CEO Edward Hightower confirmed that Lordstown had collaborated with Foxconn to expand its EV expertise beyond the Endurance (pickup truck) and into a more extensive EV development platform. However, despite their best efforts, Foxconn repeatedly failed to execute on the agreed-upon plan, leading to the breakdown of the strategic partnership.

Foxconn, for their part, denied Lordstown’s allegations in an email statement and accused the EV company of spreading false and malicious information. The company also emphasized that it reserves the right to pursue legal action against Lordstown.

Foxconn Drops Out of Lordstown Motors Deal Negotiations

Taiwanese electronics contract manufacturer Foxconn has reportedly ended negotiations with electric vehicle (EV) start-up Lordstown Motors, according to a company statement. Both parties were hoping to reach a solution that satisfied each stakeholder involved.

Despite the news, shares of other EV start-ups remain relatively unaffected. Canoo and Faraday Future Intelligent Electric saw gains of 2.9% and 1.8%, respectively, while Nikola experienced a rise of 4.6%. Meanwhile, investors have been keeping a close eye on shares of peer stocks.

On Tuesday, shares of Lucid jumped 6% in premarket trading after announcing a $1.8 billion private stock placement with the Saudi Public Investment Fund. While this deal means existing investors in Lucid own less of the company, capital is more important at this stage of the game since building a car business is an expensive venture.

Lordstown Motors’ stock has taken a severe hit since the news, falling 55% to $1.23 per share during premarket trading. However, the S&P 500 and Nasdaq Composite futures look promising, rising by 0.2% and 0.4%, respectively. Lordstown recently completed a 1-for-10 reverse stock split back in May, meaning shares are now trading for around 12 cents apiece based on share counts at the beginning of the year.

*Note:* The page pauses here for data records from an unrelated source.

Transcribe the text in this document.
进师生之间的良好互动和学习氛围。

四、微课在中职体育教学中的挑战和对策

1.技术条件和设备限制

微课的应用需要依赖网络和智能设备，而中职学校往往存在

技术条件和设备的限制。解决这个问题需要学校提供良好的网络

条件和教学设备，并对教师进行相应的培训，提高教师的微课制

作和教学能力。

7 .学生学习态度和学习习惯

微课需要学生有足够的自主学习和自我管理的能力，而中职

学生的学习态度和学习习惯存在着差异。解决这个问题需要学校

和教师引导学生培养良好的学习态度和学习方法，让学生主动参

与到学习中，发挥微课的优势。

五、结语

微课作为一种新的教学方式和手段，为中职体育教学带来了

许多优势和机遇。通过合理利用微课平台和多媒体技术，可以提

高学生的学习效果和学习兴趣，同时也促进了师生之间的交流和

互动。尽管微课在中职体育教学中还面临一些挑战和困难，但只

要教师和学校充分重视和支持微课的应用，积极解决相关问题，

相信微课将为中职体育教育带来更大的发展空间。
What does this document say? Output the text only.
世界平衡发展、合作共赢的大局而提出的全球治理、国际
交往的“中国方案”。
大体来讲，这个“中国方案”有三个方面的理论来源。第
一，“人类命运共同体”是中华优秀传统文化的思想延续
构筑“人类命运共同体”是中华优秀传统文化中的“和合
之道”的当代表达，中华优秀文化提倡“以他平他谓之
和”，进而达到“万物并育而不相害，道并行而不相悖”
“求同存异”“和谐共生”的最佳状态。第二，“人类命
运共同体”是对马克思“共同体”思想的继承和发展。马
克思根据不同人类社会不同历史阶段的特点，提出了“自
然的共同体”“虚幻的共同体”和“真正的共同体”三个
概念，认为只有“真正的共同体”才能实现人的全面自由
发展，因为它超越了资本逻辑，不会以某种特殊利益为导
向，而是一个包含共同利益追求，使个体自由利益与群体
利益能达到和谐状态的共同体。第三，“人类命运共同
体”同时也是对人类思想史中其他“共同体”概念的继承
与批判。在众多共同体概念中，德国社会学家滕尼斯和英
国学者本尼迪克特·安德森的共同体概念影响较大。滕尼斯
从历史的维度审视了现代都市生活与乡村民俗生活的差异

Lucid, Rivian, and Lordstown: A Look at Their Financial Status

Wall Street analysts estimate that Lucid Motors will utilize around $10 billion in the next few years before consistently generating profits. Amidst this, Lucid ended its first-quarter with approximately $4 billion in liquidity. Analysts predict that the company will start generating profits once its annual sales reach $13 billion or $14 billion. Lucid’s projected sales for 2023 are around $1 billion.

Rivian Automotive (RIVN) witnessed a rise of 1.3% in its premarket trading. It concluded its first quarter with almost $12 billion in cash.

Lordstown initiated its production by purchasing an Ohio factory from General Motors (GM). However, the company’s production was soon hampered due to quality issues. In the fourth quarter of 2022, Lordstown only managed to deliver three vehicles and stopped production eventually.

Lordstown took over the Ohio plant from GM in 2019 and then went public in 2020 by using a Special Acquisition Vehicle. The company secured approximately $675 million via this deal.

Recent times have taught investors that starting a successful car company takes a lot more than $675 million. Tesla (TSLA) needed nearly $9 billion before becoming profitable consistently in late 2019. This was when Tesla had already achieved a sales rate of approximately 400,000 a year.

Concluding Remarks

Despite projecting profits for Lucid, Rivian, and Lordstown, they still have a long way to go before they reach Tesla’s heights. While starting a car company requires significant investment, it also requires creating a quality product and keeping up with consumers’ ever-changing demands.